La perte de chiffre d'affaires dépasse les 11 M€, s'approchant de la moitié (45,6%) des budgets globaux. Les pertes sèches sont de 2,2 M€. Les Directeurs de théâtres et d'ensembles indépendants nous signalaient précisément les soucis causés par ces restes à charge, impondérables à payer même si l'activité partielle est prise en charge et même si les salles de spectacles versent des indemnités. D'autant que seulement 6,7% des représentations annulées ont fait l’objet d’une indemnisation par les salles.

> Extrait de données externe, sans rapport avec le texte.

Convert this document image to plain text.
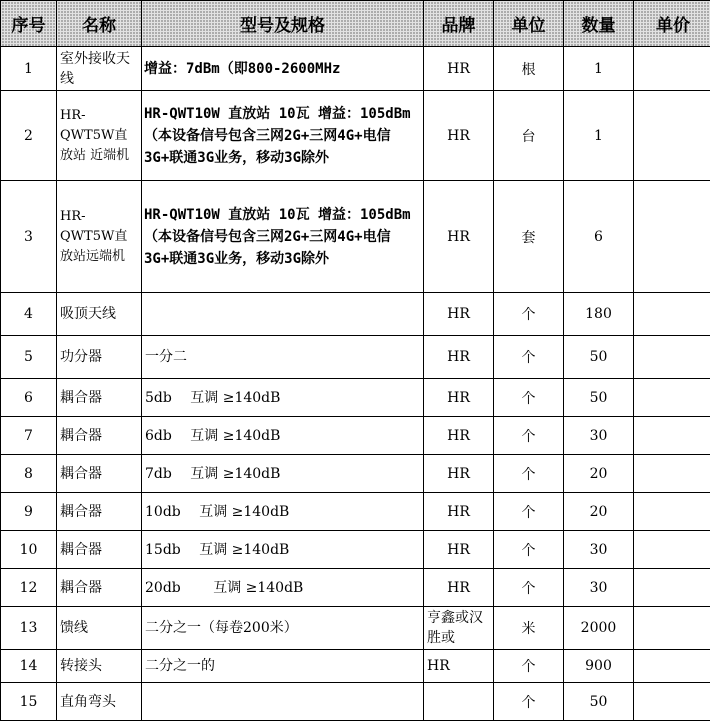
序号	名称	型号及规格	品牌	单位	数量	单价
1	室外接收天线	增益：7dBm（即800-2600MHz	HR	根	1	
2	HR-QWT5W直放站 近端机	HR-QWT10W 直放站 10瓦 增益：105dBm（本设备信号包含三网2G+三网4G+电信3G+联通3G业务，移动3G除外	HR	台	1	
3	HR-QWT5W直放站远端机	HR-QWT10W 直放站 10瓦 增益：105dBm（本设备信号包含三网2G+三网4G+电信3G+联通3G业务，移动3G除外	HR	套	6	
4	吸顶天线		HR	个	180	
5	功分器	一分二	HR	个	50	
6	耦合器	5db　 互调 ≥140dB	HR	个	50	
7	耦合器	6db　 互调 ≥140dB	HR	个	30	
8	耦合器	7db　 互调 ≥140dB	HR	个	20	
9	耦合器	10db　 互调 ≥140dB	HR	个	20	
10	耦合器	15db　 互调 ≥140dB	HR	个	30	
12	耦合器	20db　　 互调 ≥140dB	HR	个	30	
13	馈线	二分之一（每卷200米）	亨鑫或汉胜或	米	2000	
14	转接头	二分之一的	HR	个	900	
15	直角弯头			个	50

Que fait alors l'ensemble ? Nous avons interrogé les Déléguées Générales et Directrices administratives ou financières de prestigieuses formations, qui nous répondent qu'il faut alors "trouver une solution de gré à gré avec les artistes et renégocier le cachet. C’est la solution qu’ont majoritairement trouvé les ensembles et qui a été souvent très bien acceptée par les solistes à partir du moment où elle était discutée et pas imposée violemment. Soit la production était déjà en cours, il fallait alors proposer des avenants aux contrats, soit la production n’avait pas encore commencé et cela pouvait se traduire par des transactions." Ces transactions, sur lesquelles les ensembles et les artistes ne souhaitent pas s'étendre, sont bien connues du monde de la culture, elles sont monnaie courante même en-dehors de cette période de crise : les interprètes et leurs employeurs se mettent d'accord pour adapter, affiner le nombre d'heures et le niveau du cachet déclarés selon les besoins de chacun (notamment pour les artistes qui ont besoin tout au long de la saison de plus d'heures pour obtenir le statut d'intermittent ou bien pour être mieux pris en charge dans ce contexte de crise, vu le plafond d'activité partiel à 3,15 SMIC horaires).

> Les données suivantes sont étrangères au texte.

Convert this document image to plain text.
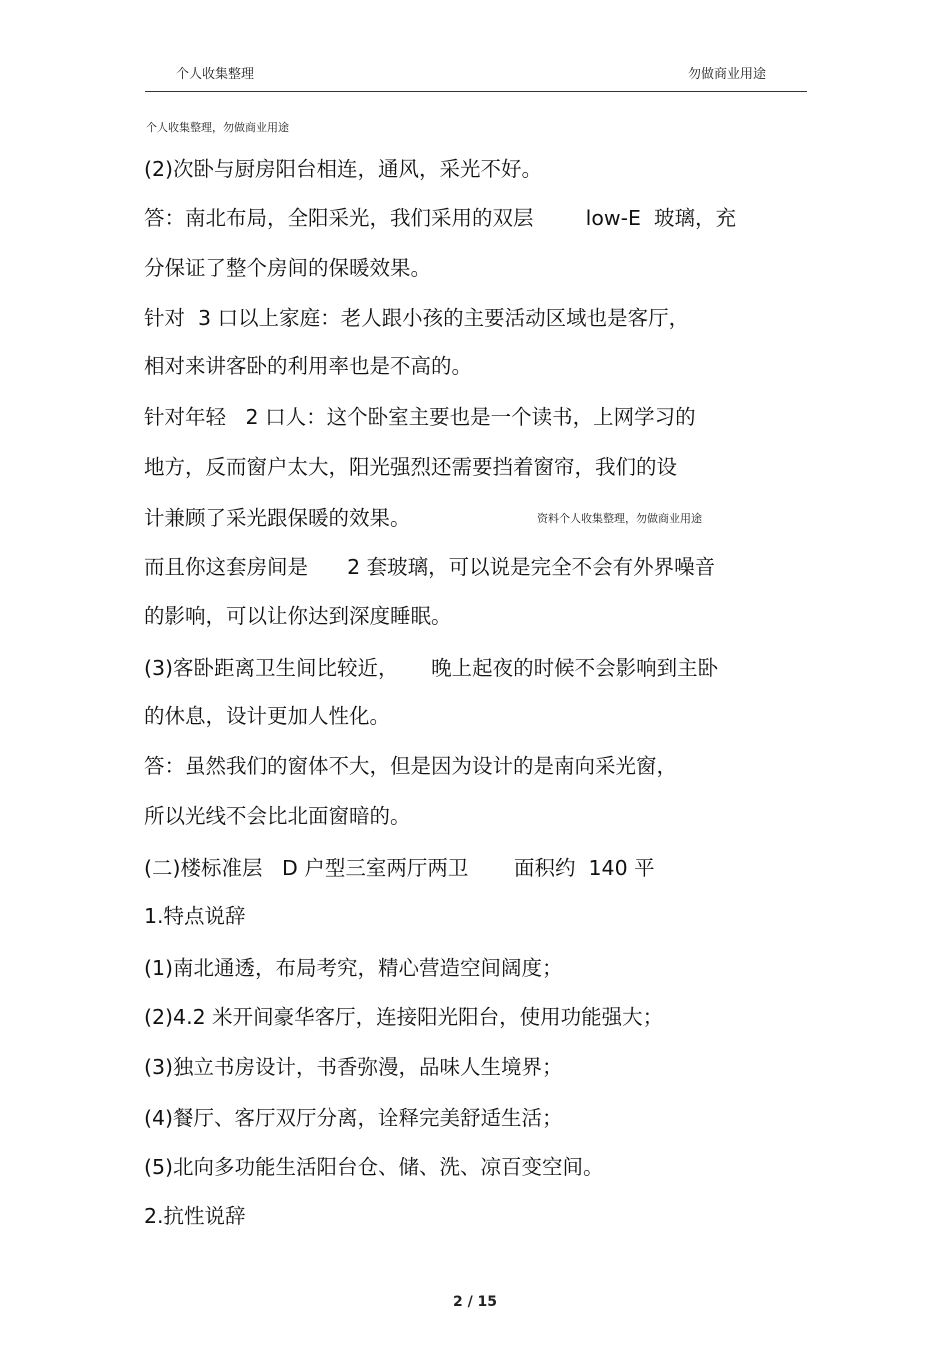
个人收集整理	勿做商业用途
个人收集整理，勿做商业用途
(2)次卧与厨房阳台相连，通风，采光不好。
答：南北布局，全阳采光，我们采用的双层        low-E  玻璃，充
分保证了整个房间的保暖效果。
针对  3 口以上家庭：老人跟小孩的主要活动区域也是客厅，
相对来讲客卧的利用率也是不高的。
针对年轻   2 口人：这个卧室主要也是一个读书，上网学习的
地方，反而窗户太大，阳光强烈还需要挡着窗帘，我们的设
计兼顾了采光跟保暖的效果。	资料个人收集整理，勿做商业用途
而且你这套房间是      2 套玻璃，可以说是完全不会有外界噪音
的影响，可以让你达到深度睡眠。
(3)客卧距离卫生间比较近，     晚上起夜的时候不会影响到主卧
的休息，设计更加人性化。
答：虽然我们的窗体不大，但是因为设计的是南向采光窗，
所以光线不会比北面窗暗的。
(二)楼标准层   D 户型三室两厅两卫       面积约  140 平
1.特点说辞
(1)南北通透，布局考究，精心营造空间阔度；
(2)4.2 米开间豪华客厅，连接阳光阳台，使用功能强大；
(3)独立书房设计，书香弥漫，品味人生境界；
(4)餐厅、客厅双厅分离，诠释完美舒适生活；
(5)北向多功能生活阳台仓、储、洗、凉百变空间。
2.抗性说辞
2 / 15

Ces ensembles rappellent la différence entre leur situation et celle des maisons d'opéra (ce que nous confirment d'ailleurs les maisons d'opéra) : "les ensembles payent tous les jours de répétition + un cachet par représentation, tandis que la maison d’opéra négocie un gros cachet comprenant le tout. Pour prendre un cas d'école : là où un ensemble va indemniser pour 40 jours (30 jours de répétition et 10 dates par exemple), la maison d‘opéra ne va la verser que sur 10 jours. Ironie de l'histoire, beaucoup de solistes se plaignaient de notre fonctionnement d'ensemble, car le cachet de répétition est moins 'glamour' qu'un gros cachet de production, et car nous leur enlevions donc des cachets s'ils arrivaient en retard aux séries de répétitions alors qu'ils pouvaient négocier avec l'opéra d'arriver plus tard... mais en temps de crise notre fonctionnement a sauvé beaucoup de solistes qui se sont vu proposer des indemnités bien plus élevées."

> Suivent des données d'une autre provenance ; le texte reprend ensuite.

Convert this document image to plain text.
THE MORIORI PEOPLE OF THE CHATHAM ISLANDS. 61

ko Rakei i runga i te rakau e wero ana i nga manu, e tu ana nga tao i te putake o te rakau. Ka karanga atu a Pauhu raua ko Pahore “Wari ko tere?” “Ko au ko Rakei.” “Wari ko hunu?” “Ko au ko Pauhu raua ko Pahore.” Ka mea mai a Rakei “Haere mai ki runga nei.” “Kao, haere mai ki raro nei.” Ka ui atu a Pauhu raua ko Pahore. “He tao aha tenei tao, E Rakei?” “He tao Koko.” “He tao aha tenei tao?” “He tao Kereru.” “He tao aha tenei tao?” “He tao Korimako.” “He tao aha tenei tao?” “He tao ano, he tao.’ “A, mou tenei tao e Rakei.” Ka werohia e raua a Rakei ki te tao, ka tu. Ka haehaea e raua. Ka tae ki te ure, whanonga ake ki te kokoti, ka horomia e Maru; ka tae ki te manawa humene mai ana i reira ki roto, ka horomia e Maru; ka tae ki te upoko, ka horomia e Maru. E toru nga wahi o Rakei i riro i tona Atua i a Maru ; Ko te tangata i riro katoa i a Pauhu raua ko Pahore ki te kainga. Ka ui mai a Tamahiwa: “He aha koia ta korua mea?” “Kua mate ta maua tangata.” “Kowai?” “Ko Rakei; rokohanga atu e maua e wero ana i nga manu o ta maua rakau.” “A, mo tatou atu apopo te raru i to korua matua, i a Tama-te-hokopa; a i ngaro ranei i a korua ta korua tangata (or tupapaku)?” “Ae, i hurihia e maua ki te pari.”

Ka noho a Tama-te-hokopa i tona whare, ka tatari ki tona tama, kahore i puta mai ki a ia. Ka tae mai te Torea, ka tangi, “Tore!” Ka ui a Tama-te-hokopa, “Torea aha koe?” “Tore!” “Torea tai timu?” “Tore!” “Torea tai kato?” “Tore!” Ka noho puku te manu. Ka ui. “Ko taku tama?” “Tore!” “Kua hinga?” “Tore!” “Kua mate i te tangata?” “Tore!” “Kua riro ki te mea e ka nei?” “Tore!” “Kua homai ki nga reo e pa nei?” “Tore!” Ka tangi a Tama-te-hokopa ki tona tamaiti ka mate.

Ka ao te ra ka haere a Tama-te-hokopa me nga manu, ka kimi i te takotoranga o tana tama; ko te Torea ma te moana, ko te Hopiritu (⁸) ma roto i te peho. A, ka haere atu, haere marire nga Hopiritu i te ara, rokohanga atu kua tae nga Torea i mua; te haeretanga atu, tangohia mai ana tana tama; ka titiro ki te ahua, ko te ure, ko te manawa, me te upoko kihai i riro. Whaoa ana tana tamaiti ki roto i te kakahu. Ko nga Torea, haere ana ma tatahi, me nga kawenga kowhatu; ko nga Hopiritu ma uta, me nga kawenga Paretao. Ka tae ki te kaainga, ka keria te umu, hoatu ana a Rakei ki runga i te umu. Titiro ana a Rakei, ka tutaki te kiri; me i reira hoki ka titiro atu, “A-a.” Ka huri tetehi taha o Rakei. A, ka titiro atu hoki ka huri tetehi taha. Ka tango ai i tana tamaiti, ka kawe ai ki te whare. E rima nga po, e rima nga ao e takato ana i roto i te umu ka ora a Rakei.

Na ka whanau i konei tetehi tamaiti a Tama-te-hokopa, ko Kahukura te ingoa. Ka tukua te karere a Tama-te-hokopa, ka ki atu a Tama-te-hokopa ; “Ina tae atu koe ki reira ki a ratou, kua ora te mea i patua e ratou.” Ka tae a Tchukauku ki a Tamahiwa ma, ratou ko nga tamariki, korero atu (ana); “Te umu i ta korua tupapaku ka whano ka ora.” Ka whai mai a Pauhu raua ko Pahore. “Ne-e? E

Alors, que faire pour l'avenir, outre espérer que les concerts reprennent, que les annulations s'arrêtent ? Renforcer ou au moins pérenniser les subventions de fonctionnement (pour qu'elles ne descendent pas sous les 10% de ressources), trouver de nouveaux mécènes individuels (les grands sponsors sont marqués par la crise), consolider les partenariats avec les institutions, sur tous les plans (productions, diffusions, contrats de cession), sauver le "crédit d'impôt spectacle vivant" ("les arbitrages rendus le mois dernier sur ce dispositif sont extrêmement inquiétants et mettent en danger nos entreprises en favorisant l'endettement et en freinant la reprise"), enfin "le tout gratuit dans l'audiovisuel doit absolument cesser ! La musique a été évincée des antennes. Nous sommes depuis plusieurs années dans une situation où nous devons payer pour exister sur les chaînes et les plateformes ! On nous demande de nous réinventer dans ces formats numériques : mais comment le faire sans moyens, sans droits pour les artistes et sans chaînes qui ont envie d'oser un peu d'exigence pour leur public ? Nous sommes seuls dans cette bataille et cela risque de s'aggraver encore ces mois-ci où beaucoup de partenaires médias nous demandent de plus en plus de captations gratuites."
"Nous avons besoin d’un renforcement de dispositifs comme le crédit d’impôt, une mesure souple qui fonctionne comme une aide au risque et à la prise de décision et nous en avons besoin en cette période ! Nous avons besoin également de soutien sur les projets que nous montons en urgence cet été et qui n’ont aucun modèle économique stable. Si rien n’est fait, c’est un retour en arrière dramatique à l'autoproduction", conclut la responsable d'un ensemble que nous avons pu interroger à plusieurs reprises durant la crise.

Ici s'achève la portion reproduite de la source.